Luzy : A partir du 25 septembre vous proposez (sur Canal +) une série de documentaires intitulée « Les Paris du Globe Cooker » où vous allez à la rencontre de saveurs d’ailleurs à Paris. De la communauté chinoise du 13ème arrondissement aux camerounais de la Goutte d’or en passant par les Tamouls de Porte de la Chapelle ou encore les Syriens de Cergy votre Paris gourmand exhale la générosité, le partage, la convivialité et invite au voyage. D’où vous est venue cette idée? Pari réussi?
Fred : Tout d’abord, je suis très heureux de voir que le message est passé. Donc oui, je peux le dire, pari réussi !
Pendant les 10 années d’aventure avec les Nouveaux Explos, j’avais de nombreux retours de personnes qui soupiraient et me faisaient part de leur envie de pouvoir voyager de la même façon, découvrir des plats, des cultures… OK, je l’avoue c’était un job en or. Bourlinguer dans des pays fabuleux à la rencontre de gens incroyables et tout ça, autour de plats exotiques, atypiques. C’était une chance formidable. Mais je suis le premier à dire qu’un simple ticket de métro suffit pour être dépaysé : d’authentiques cantines chinoises, des gargotes marocaines ou des supermarchés indiens peuplent la capitale et sa banlieue. On dénombre pas moins de 100 communautés ethniques et religieuses à Paris, ce qui en fait la capitale des cuisines du monde. L’idée de mettre tout ça en scène me taraudait depuis longtemps mais l’élément déclencheur, ou la révélation en quelque sorte, m’est venu dans un resto turc que j’affectionne particulièrement : cela fait 15 ans que j’y mange religieusement toutes les semaines. C’est un micro établissement dans lequel je déguste une authentique cuisine kurde, et ce, pour une poignée d’euros. Situé en plein dans la petite Istanbul, le quartier turc de la rue du Faubourg Saint-Denis, Genç Urfua Dürum ressemble à tous ses confrères. Mais, c’est véritablement sa cuisine qui le sort du lot. Je me suis dit alors « ah, si les gens savaient… » Et c’est ainsi que tout a commencé. L’envie assez simple, à l’image de la cuisine, de partager, d’encourager à la curiosité, à l’exploration, bref c’est tout ça qui a donné naissance aux Paris du Globe-Cooker.

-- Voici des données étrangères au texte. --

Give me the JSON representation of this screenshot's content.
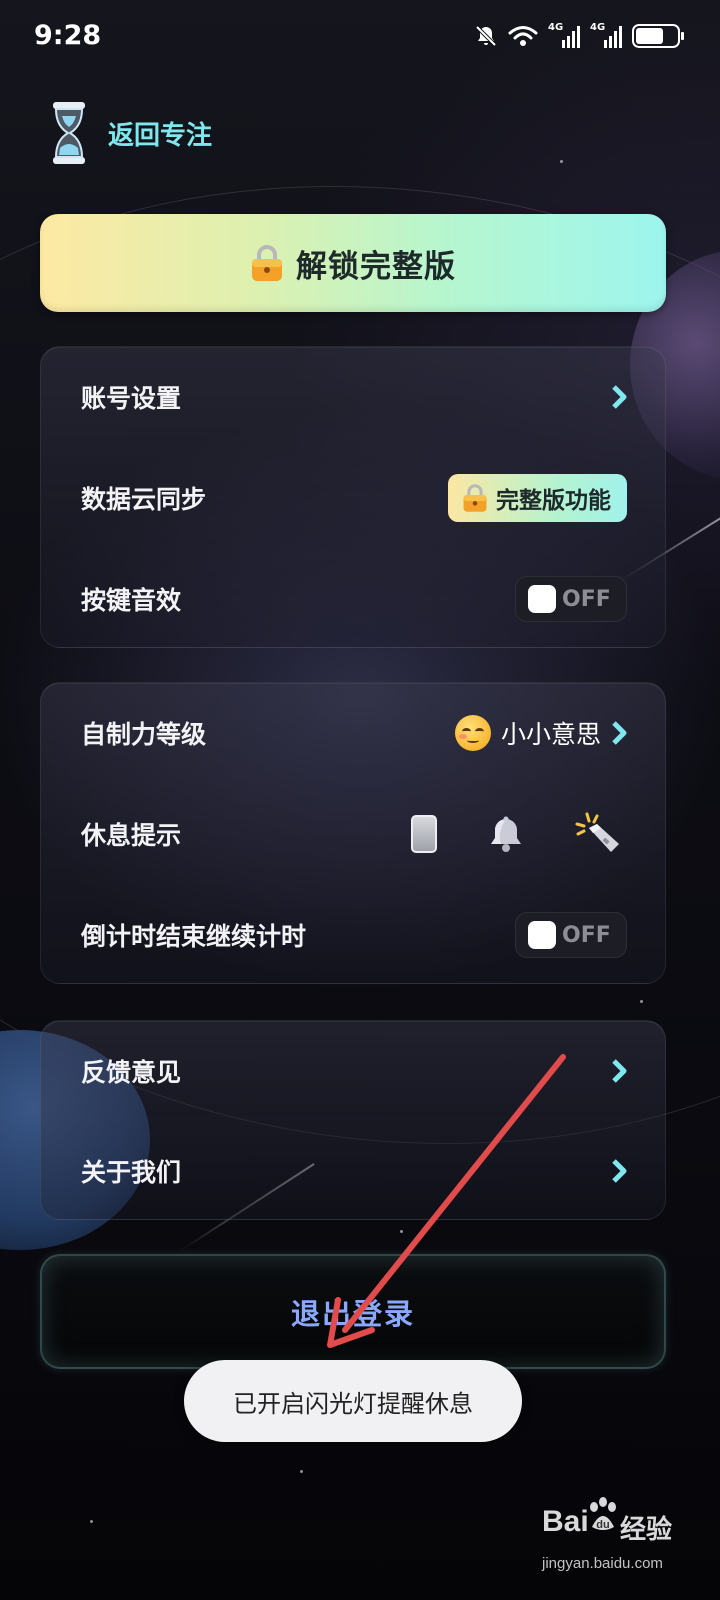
{
  "status_bar": {
    "time": "9:28",
    "signal1_label": "4G",
    "signal2_label": "4G",
    "battery_level": 0.68,
    "icons": [
      "mute-bell-icon",
      "wifi-icon",
      "signal-icon",
      "signal-icon",
      "battery-icon"
    ]
  },
  "header": {
    "back_label": "返回专注",
    "icon": "hourglass-icon"
  },
  "unlock_button": {
    "label": "解锁完整版",
    "icon": "lock-icon",
    "gradient": [
      "#fde9a3",
      "#9df5ee"
    ]
  },
  "settings_group_1": {
    "account": {
      "label": "账号设置"
    },
    "cloud_sync": {
      "label": "数据云同步",
      "badge": "完整版功能"
    },
    "key_sound": {
      "label": "按键音效",
      "toggle": "OFF"
    }
  },
  "settings_group_2": {
    "discipline_level": {
      "label": "自制力等级",
      "value": "小小意思",
      "icon": "relieved-face-emoji"
    },
    "rest_reminder": {
      "label": "休息提示",
      "options": [
        "phone-vibrate-icon",
        "bell-icon",
        "flashlight-icon"
      ]
    },
    "countdown_continue": {
      "label": "倒计时结束继续计时",
      "toggle": "OFF"
    }
  },
  "settings_group_3": {
    "feedback": {
      "label": "反馈意见"
    },
    "about": {
      "label": "关于我们"
    }
  },
  "logout_button": {
    "label": "退出登录"
  },
  "toast": {
    "text": "已开启闪光灯提醒休息"
  },
  "watermark": {
    "brand": "Bai",
    "cn": "经验",
    "url": "jingyan.baidu.com"
  },
  "colors": {
    "accent_cyan": "#7fe7ee",
    "logout_text": "#8aa8ff",
    "annotation_arrow": "#e24b4b"
  }
}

Luzy : Humainement parlant, quelle a été votre plus belle expérience?
Fred : Même si j’ai eu beaucoup de chance et que toutes les rencontres ont été belles, l’une d’elle sort effectivement du lot. Dans le cadre du tournage d’un épisode consacré aux Nouveaux Immigrés, j’ai fait la rencontre d’une famille irakienne qui est arrivée en septembre 2015 sur la base de loisirs de Cergy Pontoise. J’ai eu l’occasion de cuisiner avec la mère et le père de famille, Tahir et Ali, un festin typiquement irakien. L’idée était de cuisiner pour des compatriotes, réfugiés tout comme eux. Au cours de la préparation du repas, ils m’ont raconté ce qui les avait poussé à quitter leur pays, les conditions de leur voyage, leur arrivée en France. C’était tout à fait bouleversant. La cuisine est un formidable prétexte pour parler et échanger, j’en ai conscience depuis longtemps, mais je n’avais pas anticipé à quel point ça allait être fort. Par exemple, Tahir et moi cuisinions une recette irakienne qu’elle tenait de sa mère, une mère qu’elle ne reverra sans doute jamais. Ce plat devenait alors le seul moyen pour elle de se souvenir de son pays, de ses saveurs, et de sa famille.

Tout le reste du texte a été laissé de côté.